O sarcoma de Ewing (SE) é um tipo de neoplasia óssea infanto-juvenil (0 a 19 anos), que corresponde a cerca de 2% de todos os cânceres infantis. O tratamento se baseia principalmente em poliquimioterapia, porém em muitos casos ocorre recidiva e no caso de doença metastática há resistência ao tratamento. Desta forma, a busca por novos alvos terapêuticos é necessária. O fator de transcrição nuclear kappa B (NF-κB) é um bom candidato por regular diversos processos celulares. Diante disso, o presente estudo objetivou avaliar de forma comparativa o potencial terapêutico da inibição de NF-κB em SE por meio dos inibidores DHMEQ, DTCM-g e SEMBL. Para isso, foram realizadas análises in silico e testes in vitro após inibição de NF-κB na linhagem TC-32. Os resultados mostraram que amostras de SE possuem elevada expressão de RELA, REL e NFKB2 e baixa expressão de NFKB1; além de linhagens celulares derivadas de SE apresentarem dependência gênica da via NF-κB. Nos testes in vitro todos os inibidores de NF-κB foram capazes de reduzir a viabilidade celular de forma dose-dependente, sendo o SEMBL e o DHMEQ os mais eficazes. Em contrapartida, os mesmos apresentaram baixo ou nenhum efeito sinérgico e aditivo quando combinados com Doxorubicina (DXR). Com relação à migração, os três compostos foram capazes de reduzi-la, sendo o SEMBL o mais potente. Em modelo 3D, os inibidores de NF-κB aumentaram o diâmetro dos esferoides em decorrência da perda de integridade (esfericidade). A inibição de NF-κB também induziu a mudança na expressão gênica de algumas das subunidades de NF-κB (RELA, RELB e NFKB1) e de alguns alvos moleculares (BAX, PLAU e MMP9). Desta forma, a via do NF-κB de um modo geral se apresenta como um bom alvo terapêutico em SE e a sua inibição leva à redução de processos celulares que promovem (viabilidade, migração, integridade da estrutura 3D) e aumento de processos que inibem (morte celular) a progressão tumoral.

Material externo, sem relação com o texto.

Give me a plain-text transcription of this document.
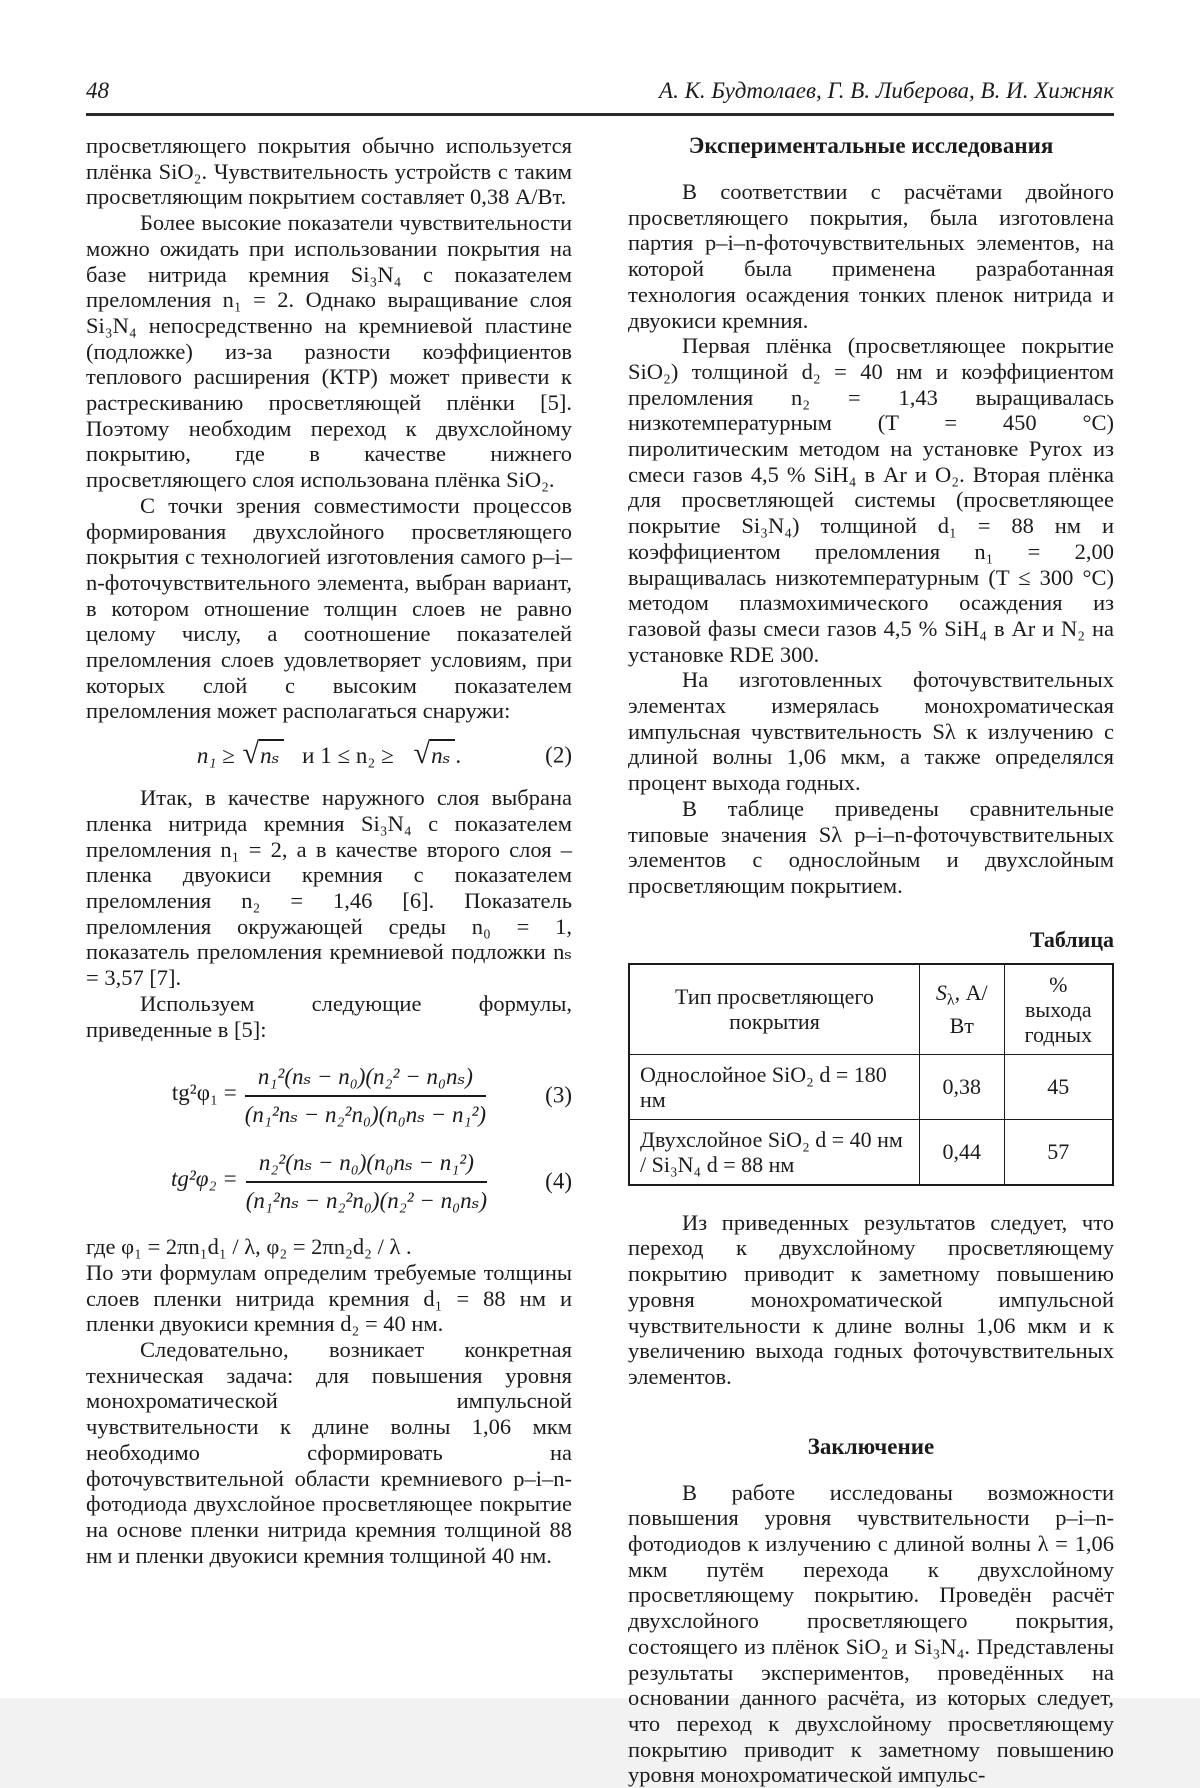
48	А. К. Будтолаев, Г. В. Либерова, В. И. Хижняк

просветляющего покрытия обычно используется плёнка SiO₂. Чувствительность устройств с таким просветляющим покрытием составляет 0,38 А/Вт.

Более высокие показатели чувствительности можно ожидать при использовании покрытия на базе нитрида кремния Si₃N₄ с показателем преломления n₁ = 2. Однако выращивание слоя Si₃N₄ непосредственно на кремниевой пластине (подложке) из-за разности коэффициентов теплового расширения (КТР) может привести к растрескиванию просветляющей плёнки [5]. Поэтому необходим переход к двухслойному покрытию, где в качестве нижнего просветляющего слоя использована плёнка SiO₂.

С точки зрения совместимости процессов формирования двухслойного просветляющего покрытия с технологией изготовления самого p–i–n-фоточувствительного элемента, выбран вариант, в котором отношение толщин слоев не равно целому числу, а соотношение показателей преломления слоев удовлетворяет условиям, при которых слой с высоким показателем преломления может располагаться снаружи:

n₁ ≥ √nₛ и 1 ≤ n₂ ≥ √nₛ .	(2)

Итак, в качестве наружного слоя выбрана пленка нитрида кремния Si₃N₄ с показателем преломления n₁ = 2, а в качестве второго слоя – пленка двуокиси кремния с показателем преломления n₂ = 1,46 [6]. Показатель преломления окружающей среды n₀ = 1, показатель преломления кремниевой подложки nₛ = 3,57 [7].

Используем следующие формулы, приведенные в [5]:

$tg^2\varphi_1 = \frac{\text{n₁²(nₛ − n₀)(n₂² − n₀nₛ)}}{\text{(n₁²nₛ − n₂²n₀)(n₀nₛ − n₁²)}}$	(3)
$tg^2\varphi_2 = \frac{\text{n₂²(nₛ − n₀)(n₀nₛ − n₁²)}}{\text{(n₁²nₛ − n₂²n₀)(n₂² − n₀nₛ)}}$	(4)

где φ₁ = 2πn₁d₁ / λ, φ₂ = 2πn₂d₂ / λ .

По эти формулам определим требуемые толщины слоев пленки нитрида кремния d₁ = 88 нм и пленки двуокиси кремния d₂ = 40 нм.

Следовательно, возникает конкретная техническая задача: для повышения уровня монохроматической импульсной чувствительности к длине волны 1,06 мкм необходимо сформировать на фоточувствительной области кремниевого p–i–n-фотодиода двухслойное просветляющее покрытие на основе пленки нитрида кремния толщиной 88 нм и пленки двуокиси кремния толщиной 40 нм.

Экспериментальные исследования

В соответствии с расчётами двойного просветляющего покрытия, была изготовлена партия p–i–n-фоточувствительных элементов, на которой была применена разработанная технология осаждения тонких пленок нитрида и двуокиси кремния.

Первая плёнка (просветляющее покрытие SiO₂) толщиной d₂ = 40 нм и коэффициентом преломления n₂ = 1,43 выращивалась низкотемпературным (T = 450 °С) пиролитическим методом на установке Pyrox из смеси газов 4,5 % SiH₄ в Ar и O₂. Вторая плёнка для просветляющей системы (просветляющее покрытие Si₃N₄) толщиной d₁ = 88 нм и коэффициентом преломления n₁ = 2,00 выращивалась низкотемпературным (T ≤ 300 °С) методом плазмохимического осаждения из газовой фазы смеси газов 4,5 % SiH₄ в Ar и N₂ на установке RDE 300.

На изготовленных фоточувствительных элементах измерялась монохроматическая импульсная чувствительность Sλ к излучению с длиной волны 1,06 мкм, а также определялся процент выхода годных.

В таблице приведены сравнительные типовые значения Sλ p–i–n-фоточувствительных элементов с однослойным и двухслойным просветляющим покрытием.

Таблица
Тип просветляющего покрытия	$S_\lambda$, А/Вт	% выхода годных
Однослойное SiO₂ d = 180 нм	0,38	45
Двухслойное SiO₂ d = 40 нм / Si₃N₄ d = 88 нм	0,44	57

Из приведенных результатов следует, что переход к двухслойному просветляющему покрытию приводит к заметному повышению уровня монохроматической импульсной чувствительности к длине волны 1,06 мкм и к увеличению выхода годных фоточувствительных элементов.

Заключение

В работе исследованы возможности повышения уровня чувствительности p–i–n-фотодиодов к излучению с длиной волны λ = 1,06 мкм путём перехода к двухслойному просветляющему покрытию. Проведён расчёт двухслойного просветляющего покрытия, состоящего из плёнок SiO₂ и Si₃N₄. Представлены результаты экспериментов, проведённых на основании данного расчёта, из которых следует, что переход к двухслойному просветляющему покрытию приводит к заметному повышению уровня монохроматической импульс-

Ewing's sarcoma (EWS) is a type of childhood bone neoplasm (0 to 19 years old), that accounts for about 2% of all childhood cancers. Treatment is mainly based on multidrug therapy, but in many cases, there is relapse and metastatic disease due to resistance. Thus, the search for new therapeutic targets is necessary. The nuclear transcription factor kappa B (NF-κB) is a good candidate as a regulator of several cellular processes. Therefore, the present study aimed to comparatively evaluate the therapeutic potential of NF-κB inhibition in SE by the inhibitors DHMEQ, DTCM-g, and SEMBL. For this, in silico analyzes and in vitro tests were performed after NF-κB inhibition in the TC-32 cell line. The results showed that SE samples present high expression of RELA, REL, and NFKB2 and low expression of NFKB1; in addition to SE-derived cell lines showing gene dependence on the NF-κB pathway. In in vitro tests, all NF-κB inhibitors were able to reduce cell viability in a dose-dependent manner, with SEMBL and DHMEQ being the most effective. In contrast, they showed little or no synergistic and additive effects when combined with Doxorubicin (DXR). Regarding migration, the three compounds were able to reduce it, with SEMBL being the most potent. In a 3D model, the NF-κB inhibitors increased the diameter of the spheroids as a result of the loss of integrity (sphericity). Inhibition of NF-κB also induced changes in gene expression of some NF-κB subunits (RELA, RELB, and NFKB1) and some of its molecular targets (BAX, PLAU, and MMP9). In this way, the NF-κB pathway, in general, presents itself as a good therapeutic target in SE and its inhibition leads to the reduction of cellular processes that promote it (viability, migration, integrity of the 3D structure) and increase of processes that inhibit (cell death) tumor progression.